Can ANF pay its short-term liabilities?

With current liabilities at US$461.6m, it appears that the company has been able to meet these obligations given the level of current assets of US$1.17b, with a current ratio of 2.54x. Generally, for Specialty Retail companies, this is a reasonable ratio since there is a bit of a cash buffer without leaving too much capital in a low-return environment.

NYSE:ANF Historical Debt August 30th 18
NYSE:ANF Historical Debt August 30th 18

Can ANF service its debt comfortably?

ANF’s level of debt is appropriate relative to its total equity, at 25.1%. ANF is not taking on too much debt commitment, which can be restrictive and risky for equity-holders. We can test if ANF’s debt levels are sustainable by measuring interest payments against earnings of a company. Ideally, earnings before interest and tax (EBIT) should cover net interest by at least three times. For ANF, the ratio of 7.9x suggests that interest is appropriately covered, which means that lenders may be inclined to lend more money to the company, as it is seen as safe in terms of payback.

Next Steps:

ANF’s high cash coverage and appropriate debt levels indicate its ability to utilise its borrowings efficiently in order to generate ample cash flow. Furthermore, the company exhibits proper management of current assets and upcoming liabilities. Keep in mind I haven't considered other factors such as how ANF has been performing in the past.

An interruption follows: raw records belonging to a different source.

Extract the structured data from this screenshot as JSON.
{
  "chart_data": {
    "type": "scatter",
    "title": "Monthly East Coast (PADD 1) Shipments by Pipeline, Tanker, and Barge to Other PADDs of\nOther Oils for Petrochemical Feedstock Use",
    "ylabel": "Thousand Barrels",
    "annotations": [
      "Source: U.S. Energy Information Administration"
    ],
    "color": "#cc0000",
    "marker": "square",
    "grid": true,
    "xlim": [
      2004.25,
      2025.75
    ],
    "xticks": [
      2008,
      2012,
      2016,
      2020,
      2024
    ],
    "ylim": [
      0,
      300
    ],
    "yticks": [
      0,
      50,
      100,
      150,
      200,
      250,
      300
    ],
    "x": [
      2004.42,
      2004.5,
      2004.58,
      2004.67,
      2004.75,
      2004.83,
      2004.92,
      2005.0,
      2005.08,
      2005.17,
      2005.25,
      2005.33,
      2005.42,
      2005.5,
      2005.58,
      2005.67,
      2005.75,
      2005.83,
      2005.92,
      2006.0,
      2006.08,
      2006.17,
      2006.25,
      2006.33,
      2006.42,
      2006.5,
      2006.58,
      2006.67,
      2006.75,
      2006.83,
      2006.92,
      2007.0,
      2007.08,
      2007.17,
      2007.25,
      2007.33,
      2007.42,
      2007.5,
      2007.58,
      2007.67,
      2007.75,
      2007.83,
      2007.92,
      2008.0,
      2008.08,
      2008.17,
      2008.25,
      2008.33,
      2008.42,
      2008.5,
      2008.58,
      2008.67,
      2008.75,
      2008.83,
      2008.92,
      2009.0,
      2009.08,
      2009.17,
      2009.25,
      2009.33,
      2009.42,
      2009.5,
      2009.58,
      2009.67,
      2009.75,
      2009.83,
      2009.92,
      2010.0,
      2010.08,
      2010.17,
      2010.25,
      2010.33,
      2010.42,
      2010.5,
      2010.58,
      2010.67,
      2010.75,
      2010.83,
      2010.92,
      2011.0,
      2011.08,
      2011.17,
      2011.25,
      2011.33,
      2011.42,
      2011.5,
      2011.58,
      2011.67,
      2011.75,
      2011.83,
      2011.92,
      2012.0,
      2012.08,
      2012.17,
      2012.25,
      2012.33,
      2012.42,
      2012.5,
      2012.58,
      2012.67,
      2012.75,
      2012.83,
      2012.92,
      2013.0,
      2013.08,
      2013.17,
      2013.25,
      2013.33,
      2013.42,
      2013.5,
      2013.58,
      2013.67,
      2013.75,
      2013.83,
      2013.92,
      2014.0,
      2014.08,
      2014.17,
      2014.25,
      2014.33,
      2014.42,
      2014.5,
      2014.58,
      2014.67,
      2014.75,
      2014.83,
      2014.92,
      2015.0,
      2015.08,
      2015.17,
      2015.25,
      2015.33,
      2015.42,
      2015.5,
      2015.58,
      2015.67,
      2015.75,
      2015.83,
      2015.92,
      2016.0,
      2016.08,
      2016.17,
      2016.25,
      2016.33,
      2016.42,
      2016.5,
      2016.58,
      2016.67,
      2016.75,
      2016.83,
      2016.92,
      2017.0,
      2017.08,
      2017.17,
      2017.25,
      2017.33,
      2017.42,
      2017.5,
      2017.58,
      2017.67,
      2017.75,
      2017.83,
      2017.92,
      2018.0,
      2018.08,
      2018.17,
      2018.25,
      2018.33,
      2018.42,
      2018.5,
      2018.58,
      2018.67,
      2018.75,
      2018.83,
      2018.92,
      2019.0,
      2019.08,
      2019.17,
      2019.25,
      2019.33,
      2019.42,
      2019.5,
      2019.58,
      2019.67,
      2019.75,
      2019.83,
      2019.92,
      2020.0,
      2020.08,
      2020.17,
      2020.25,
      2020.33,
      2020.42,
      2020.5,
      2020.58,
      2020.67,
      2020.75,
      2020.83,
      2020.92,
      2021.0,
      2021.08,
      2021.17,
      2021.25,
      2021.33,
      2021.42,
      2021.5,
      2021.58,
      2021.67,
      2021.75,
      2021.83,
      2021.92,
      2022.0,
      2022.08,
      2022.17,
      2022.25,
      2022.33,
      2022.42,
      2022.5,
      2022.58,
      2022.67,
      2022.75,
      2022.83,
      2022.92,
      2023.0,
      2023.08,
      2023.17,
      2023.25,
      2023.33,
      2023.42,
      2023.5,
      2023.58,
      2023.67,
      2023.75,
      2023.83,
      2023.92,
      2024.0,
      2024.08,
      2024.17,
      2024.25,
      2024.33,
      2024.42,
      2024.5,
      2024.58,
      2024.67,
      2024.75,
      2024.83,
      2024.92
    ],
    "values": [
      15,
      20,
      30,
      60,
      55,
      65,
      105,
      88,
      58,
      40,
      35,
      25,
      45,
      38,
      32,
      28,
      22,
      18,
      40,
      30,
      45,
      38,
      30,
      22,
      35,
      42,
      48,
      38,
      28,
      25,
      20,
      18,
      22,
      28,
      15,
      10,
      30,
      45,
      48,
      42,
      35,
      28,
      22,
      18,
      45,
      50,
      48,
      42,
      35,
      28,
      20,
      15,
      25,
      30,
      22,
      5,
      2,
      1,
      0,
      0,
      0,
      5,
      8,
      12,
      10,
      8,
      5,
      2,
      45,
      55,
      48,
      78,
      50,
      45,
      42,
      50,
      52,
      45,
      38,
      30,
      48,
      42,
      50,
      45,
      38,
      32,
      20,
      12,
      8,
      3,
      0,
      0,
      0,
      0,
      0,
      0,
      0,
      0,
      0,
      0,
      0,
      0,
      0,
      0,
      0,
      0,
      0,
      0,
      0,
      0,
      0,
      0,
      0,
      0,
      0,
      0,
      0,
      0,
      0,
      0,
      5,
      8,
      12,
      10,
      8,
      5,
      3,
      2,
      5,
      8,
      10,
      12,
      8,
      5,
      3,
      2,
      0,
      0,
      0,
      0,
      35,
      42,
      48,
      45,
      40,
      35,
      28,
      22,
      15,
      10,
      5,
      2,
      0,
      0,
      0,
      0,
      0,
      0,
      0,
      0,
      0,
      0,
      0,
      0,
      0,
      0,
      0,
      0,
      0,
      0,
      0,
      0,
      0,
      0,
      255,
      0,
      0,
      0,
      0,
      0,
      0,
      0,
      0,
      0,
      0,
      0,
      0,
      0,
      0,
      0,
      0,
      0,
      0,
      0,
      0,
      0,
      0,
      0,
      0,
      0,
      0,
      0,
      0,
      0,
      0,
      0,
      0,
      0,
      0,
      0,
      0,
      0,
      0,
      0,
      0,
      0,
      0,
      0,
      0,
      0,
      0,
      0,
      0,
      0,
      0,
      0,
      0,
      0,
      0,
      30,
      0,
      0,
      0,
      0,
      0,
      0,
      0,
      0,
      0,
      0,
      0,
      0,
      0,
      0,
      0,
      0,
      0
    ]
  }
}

I recommend you continue to research Abercrombie & Fitch to get a better picture of the stock by looking at:

  1. Future Outlook: What are well-informed industry analysts predicting for ANF’s future growth? Take a look at our free research report of analyst consensus for ANF’s outlook.
  2. Valuation: What is ANF worth today? Is the stock undervalued, even when its growth outlook is factored into its intrinsic value? The intrinsic value infographic in our free research report helps visualize whether ANF is currently mispriced by the market.
  3. Other High-Performing Stocks: Are there other stocks that provide better prospects with proven track records? Explore our free list of these great stocks here.

To help readers see past the short term volatility of the financial market, we aim to bring you a long-term focused research analysis purely driven by fundamental data. Note that our analysis does not factor in the latest price-sensitive company announcements.

The author is an independent contributor and at the time of publication had no position in the stocks mentioned. For errors that warrant correction please contact the editor at editorial-team@simplywallst.com.

Simply Wall St analyst Simply Wall St and Simply Wall St have no position in any of the companies mentioned. This article is general in nature. We provide commentary based on historical data and analyst forecasts only using an unbiased methodology and our articles are not intended to be financial advice. It does not constitute a recommendation to buy or sell any stock and does not take account of your objectives, or your financial situation. We aim to bring you long-term focused analysis driven by fundamental data. Note that our analysis may not factor in the latest price-sensitive company announcements or qualitative material.